Exceptional Customer Experience Goes Deeper
It’s no surprise that consumers desire exceptional experiences, I’ve talked about this for a while now. What is different, however, is the level of depth that these experiences go. Massive brand houses like LVMH are focusing in on taking experiences deeper.
LVMH Chairman & CEO Anish Melwani discussed how they are providing consumers with in depth detail around the diamonds that they source for one of their brands. Giving customers the entire story of how that diamond came to be in the jewelry that they purchased. Sure, diamond clarity and design are important when you’re in a store picking out a ring or a necklace, but now consumers (especially emerging consumer groups like Gen Z and Millennials) demand to know more of the story and have an increased desire to have the products they purchase to be sourced ethically.

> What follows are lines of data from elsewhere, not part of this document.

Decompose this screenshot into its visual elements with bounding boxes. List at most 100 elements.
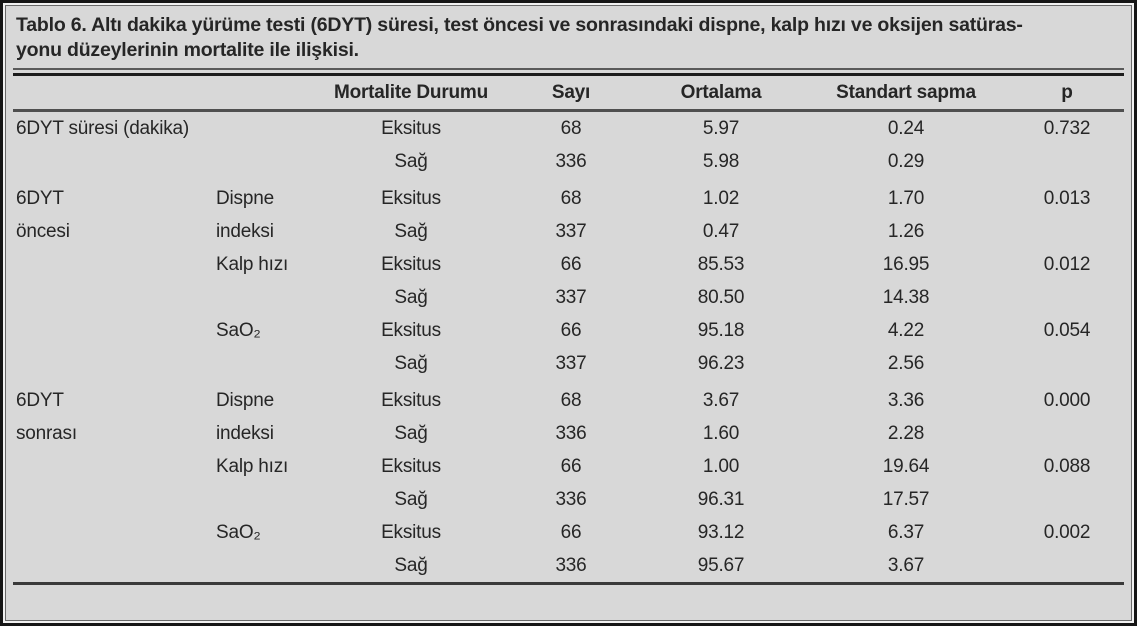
table-row: SaO₂ Eksitus 66 95.18 4.22 0.054: [6, 314, 1131, 347]
cell-status: Sağ: [394, 422, 428, 444]
cell-group: 6DYT süresi (dakika): [16, 117, 190, 139]
cell-mean: 93.12: [697, 521, 745, 543]
table-row: öncesi indeksi Sağ 337 0.47 1.26: [6, 215, 1131, 248]
cell-n: 337: [555, 352, 587, 374]
cell-sd: 6.37: [887, 521, 925, 543]
header-status: Mortalite Durumu: [333, 81, 489, 103]
table-row: 6DYT süresi (dakika) Eksitus 68 5.97 0.2…: [6, 112, 1131, 145]
cell-sd: 14.38: [882, 286, 930, 308]
cell-mean: 5.98: [702, 150, 740, 172]
cell-mean: 1.00: [702, 455, 740, 477]
cell-measure: SaO₂: [216, 521, 261, 543]
cell-group: 6DYT: [16, 187, 64, 209]
header-sd: Standart sapma: [836, 81, 976, 103]
cell-sd: 16.95: [882, 253, 930, 275]
cell-mean: 1.02: [702, 187, 740, 209]
cell-sd: 2.28: [887, 422, 925, 444]
cell-mean: 96.31: [697, 488, 745, 510]
table-row: SaO₂ Eksitus 66 93.12 6.37 0.002: [6, 516, 1131, 549]
cell-sd: 0.29: [887, 150, 925, 172]
cell-sd: 4.22: [887, 319, 925, 341]
table-caption: Tablo 6. Altı dakika yürüme testi (6DYT)…: [6, 6, 1131, 68]
cell-mean: 80.50: [697, 286, 745, 308]
table-row: 6DYT Dispne Eksitus 68 3.67 3.36 0.000: [6, 384, 1131, 417]
table-body: 6DYT süresi (dakika) Eksitus 68 5.97 0.2…: [6, 112, 1131, 582]
cell-measure: indeksi: [216, 220, 274, 242]
cell-status: Sağ: [394, 150, 428, 172]
cell-sd: 19.64: [882, 455, 930, 477]
cell-mean: 5.97: [702, 117, 740, 139]
table-row: Kalp hızı Eksitus 66 85.53 16.95 0.012: [6, 248, 1131, 281]
cell-n: 336: [555, 488, 587, 510]
table-panel: Tablo 6. Altı dakika yürüme testi (6DYT)…: [5, 5, 1132, 621]
cell-status: Eksitus: [381, 389, 441, 411]
cell-p: 0.012: [1043, 253, 1091, 275]
cell-measure: Dispne: [216, 389, 274, 411]
cell-mean: 3.67: [702, 389, 740, 411]
bottom-rule: [13, 582, 1124, 585]
cell-n: 336: [555, 422, 587, 444]
cell-measure: Kalp hızı: [216, 455, 289, 477]
table-row: Sağ 337 96.23 2.56: [6, 347, 1131, 380]
cell-status: Eksitus: [381, 319, 441, 341]
cell-n: 66: [560, 521, 582, 543]
cell-status: Eksitus: [381, 187, 441, 209]
cell-n: 68: [560, 389, 582, 411]
cell-sd: 1.70: [887, 187, 925, 209]
table-row: Sağ 337 80.50 14.38: [6, 281, 1131, 314]
cell-n: 68: [560, 117, 582, 139]
cell-sd: 17.57: [882, 488, 930, 510]
table-row: Sağ 336 95.67 3.67: [6, 549, 1131, 582]
cell-status: Sağ: [394, 488, 428, 510]
cell-p: 0.088: [1043, 455, 1091, 477]
table-row: 6DYT Dispne Eksitus 68 1.02 1.70 0.013: [6, 182, 1131, 215]
cell-group: öncesi: [16, 220, 70, 242]
cell-mean: 96.23: [697, 352, 745, 374]
cell-sd: 3.36: [887, 389, 925, 411]
header-n: Sayı: [551, 81, 591, 103]
cell-sd: 3.67: [887, 554, 925, 576]
cell-mean: 1.60: [702, 422, 740, 444]
cell-measure: indeksi: [216, 422, 274, 444]
cell-status: Sağ: [394, 286, 428, 308]
table-row: Kalp hızı Eksitus 66 1.00 19.64 0.088: [6, 450, 1131, 483]
caption-line-1: Tablo 6. Altı dakika yürüme testi (6DYT)…: [16, 14, 1023, 36]
table-row: sonrası indeksi Sağ 336 1.60 2.28: [6, 417, 1131, 450]
panel-footer-space: [6, 585, 1131, 620]
cell-mean: 95.18: [697, 319, 745, 341]
cell-status: Eksitus: [381, 117, 441, 139]
table-row: Sağ 336 96.31 17.57: [6, 483, 1131, 516]
cell-group: 6DYT: [16, 389, 64, 411]
cell-status: Eksitus: [381, 455, 441, 477]
cell-group: sonrası: [16, 422, 77, 444]
cell-n: 336: [555, 554, 587, 576]
caption-rule: [13, 68, 1124, 76]
header-rule: [13, 109, 1124, 112]
cell-p: 0.013: [1043, 187, 1091, 209]
cell-p: 0.054: [1043, 319, 1091, 341]
cell-n: 66: [560, 455, 582, 477]
cell-status: Sağ: [394, 220, 428, 242]
cell-n: 337: [555, 220, 587, 242]
cell-p: 0.002: [1043, 521, 1091, 543]
cell-n: 337: [555, 286, 587, 308]
cell-p: 0.732: [1043, 117, 1091, 139]
cell-status: Sağ: [394, 554, 428, 576]
table-header-row: Mortalite Durumu Sayı Ortalama Standart …: [6, 76, 1131, 109]
cell-n: 66: [560, 253, 582, 275]
cell-sd: 1.26: [887, 220, 925, 242]
cell-mean: 95.67: [697, 554, 745, 576]
cell-sd: 0.24: [887, 117, 925, 139]
caption-line-2: yonu düzeylerinin mortalite ile ilişkisi…: [16, 39, 359, 61]
cell-measure: Kalp hızı: [216, 253, 289, 275]
cell-mean: 0.47: [702, 220, 740, 242]
cell-n: 68: [560, 187, 582, 209]
cell-status: Eksitus: [381, 521, 441, 543]
header-p: p: [1061, 81, 1073, 103]
cell-status: Sağ: [394, 352, 428, 374]
cell-measure: SaO₂: [216, 319, 261, 341]
header-mean: Ortalama: [680, 81, 762, 103]
cell-mean: 85.53: [697, 253, 745, 275]
cell-status: Eksitus: [381, 253, 441, 275]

Related Article: How Personalized Customer Experiences Help Brands Thrive in a Recession
AI, AR and the Metaverse Is Taking Over the World
These buzz-worthy, pie-in-the-sky trends is becoming a reality. Technology companies are building and implementing technologies that do some interesting and dare I say, mind-reading things. There’s now technology that exists to track in store retail shelf space and what we as consumers decide to purchase. Cameras watch consumers, track how much time they spend in an aisle, read facial expressions and demographical information to provide KPIs and dashboards for retailers to better position products.

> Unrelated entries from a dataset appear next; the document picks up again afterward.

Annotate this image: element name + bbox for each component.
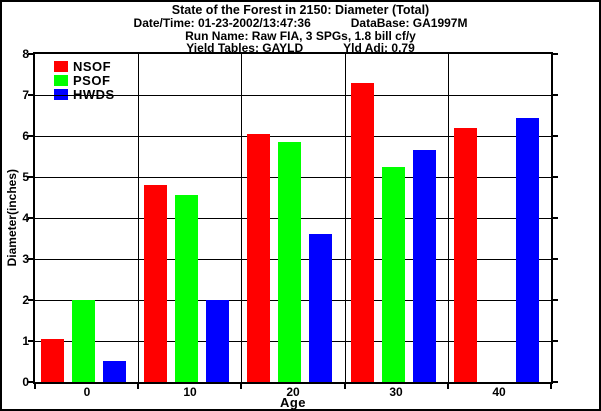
x-tick-label: 10 <box>183 385 197 399</box>
gridline-vertical <box>241 54 242 382</box>
x-tick-label: 30 <box>389 385 403 399</box>
run-name-text: Run Name: Raw FIA, 3 SPGs, 1.8 bill cf/y <box>185 28 416 43</box>
y-tick-mark-left <box>28 258 33 260</box>
bar-hwds-age-10 <box>206 300 229 382</box>
y-tick-label: 5 <box>22 170 29 184</box>
x-tick-mark <box>34 382 36 389</box>
legend-label: PSOF <box>73 72 111 88</box>
chart-header: State of the Forest in 2150: Diameter (T… <box>2 4 599 57</box>
legend-label: HWDS <box>73 86 115 102</box>
x-tick-label: 40 <box>492 385 506 399</box>
bar-hwds-age-0 <box>103 361 126 382</box>
y-tick-mark-left <box>28 381 33 383</box>
legend-swatch-psof <box>54 74 68 86</box>
x-tick-mark <box>240 382 242 389</box>
y-tick-mark-right <box>553 176 558 178</box>
y-tick-mark-left <box>28 94 33 96</box>
bar-nsof-age-0 <box>41 339 64 382</box>
bar-nsof-age-20 <box>247 134 270 382</box>
y-tick-mark-right <box>553 94 558 96</box>
y-tick-mark-right <box>553 217 558 219</box>
x-tick-mark <box>550 382 552 389</box>
x-tick-mark <box>447 382 449 389</box>
legend-swatch-hwds <box>54 88 68 100</box>
gridline-vertical <box>448 54 449 382</box>
y-tick-mark-left <box>28 340 33 342</box>
gridline-vertical <box>345 54 346 382</box>
y-tick-mark-right <box>553 381 558 383</box>
x-tick-label: 20 <box>286 385 300 399</box>
gridline-vertical <box>138 54 139 382</box>
bar-hwds-age-20 <box>309 234 332 382</box>
yield-adj-text: Yld Adj: 0.79 <box>343 41 415 55</box>
x-axis-title: Age <box>279 395 307 410</box>
datetime-text: Date/Time: 01-23-2002/13:47:36 <box>133 16 311 30</box>
y-tick-mark-right <box>553 258 558 260</box>
legend-item-psof: PSOF <box>54 73 115 87</box>
y-tick-mark-right <box>553 299 558 301</box>
yield-tables-text: Yield Tables: GAYLD <box>186 41 304 55</box>
bar-nsof-age-40 <box>454 128 477 382</box>
x-tick-label: 0 <box>83 385 91 399</box>
x-tick-mark <box>344 382 346 389</box>
x-tick-mark <box>137 382 139 389</box>
legend: NSOF PSOF HWDS <box>54 59 115 101</box>
y-tick-mark-right <box>553 340 558 342</box>
bar-nsof-age-10 <box>144 185 167 382</box>
legend-label: NSOF <box>73 58 112 74</box>
bar-hwds-age-40 <box>516 118 539 382</box>
y-tick-label: 7 <box>22 88 29 102</box>
gridline-horizontal <box>35 136 551 137</box>
legend-item-hwds: HWDS <box>54 87 115 101</box>
bar-psof-age-30 <box>382 167 405 382</box>
bar-psof-age-20 <box>278 142 301 382</box>
y-tick-label: 4 <box>22 211 29 225</box>
database-text: DataBase: GA1997M <box>350 16 468 30</box>
y-tick-mark-right <box>553 53 558 55</box>
bar-hwds-age-30 <box>413 150 436 382</box>
legend-swatch-nsof <box>54 60 68 72</box>
y-tick-label: 2 <box>22 293 29 307</box>
y-tick-mark-left <box>28 135 33 137</box>
header-line-datetime: Date/Time: 01-23-2002/13:47:36 DataBase: … <box>2 17 599 30</box>
y-tick-label: 1 <box>22 334 29 348</box>
y-tick-mark-left <box>28 53 33 55</box>
chart-title: State of the Forest in 2150: Diameter (T… <box>171 3 430 17</box>
y-tick-mark-left <box>28 299 33 301</box>
bar-nsof-age-30 <box>351 83 374 382</box>
y-tick-label: 8 <box>22 47 29 61</box>
legend-item-nsof: NSOF <box>54 59 115 73</box>
y-tick-mark-right <box>553 135 558 137</box>
y-tick-mark-left <box>28 176 33 178</box>
y-tick-label: 6 <box>22 129 29 143</box>
y-tick-mark-left <box>28 217 33 219</box>
plot-area: NSOF PSOF HWDS <box>33 52 553 384</box>
bar-psof-age-0 <box>72 300 95 382</box>
bar-psof-age-10 <box>175 195 198 382</box>
y-tick-label: 3 <box>22 252 29 266</box>
y-tick-label: 0 <box>22 375 29 389</box>
gridline-horizontal <box>35 95 551 96</box>
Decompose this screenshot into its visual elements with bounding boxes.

Another technology company is leveraging photos that consumers can take on their phone to bring up product detail pages in real time and help to spot fabricated or fake products like sneakers or watches.
Oh and did I mention everyone is building "metaverse" like 3D ecommerce experiences, and I mean EVERYONE. If you’re in retail and not at least experiencing in all of these areas, here’s your gentle yet noticeable nudge to do so, fast.
Retail = How We Express, Connect on Human Level
As I sit here in my NYC hotel, writing this article after consuming copious amounts of caffeine, with little sleep and over 46,000 steps within a three-day period I can’t help and think ... “man, this is so retail of me." Retail is a sprint, always pivoting and changing based upon consumer demand and pop culture trends. Retailers are constantly walking thousands of steps both hypothetically and literally to exceed consumer expectation, and guess what — we wouldn’t have it any other way.
If there’s one thing that I know equivocally in my bones and soul after this week, it’s this. Retail is the vehicle and the direct representation of our expression and connection as humans. Sure, all the technology stuff is cool and though a bit intrusive, but I do believe it will curate better experiences that will benefit consumers and allow us to embrace our individualistic idiosyncrasies.
There are no quick, fast and easy way brands can adopt these experiences — just as there’s no quick, fast and easy way that we as consumers can decide what’s really, truly important to us and who we are. But, as Dr. James Cash Jr., one of the inspirational presenters, said, “If the elevator is broke, take the stairs." You can’t take an "elevator" to find out what your brand stands for; it just doesn’t work that way. It’s complex, requires time, thousands of steps and self-reflection get to the floor your brand and consumer’s desire.
So — looking to connect with your customers for exceptional experience in 2023 and beyond? Take the stairs.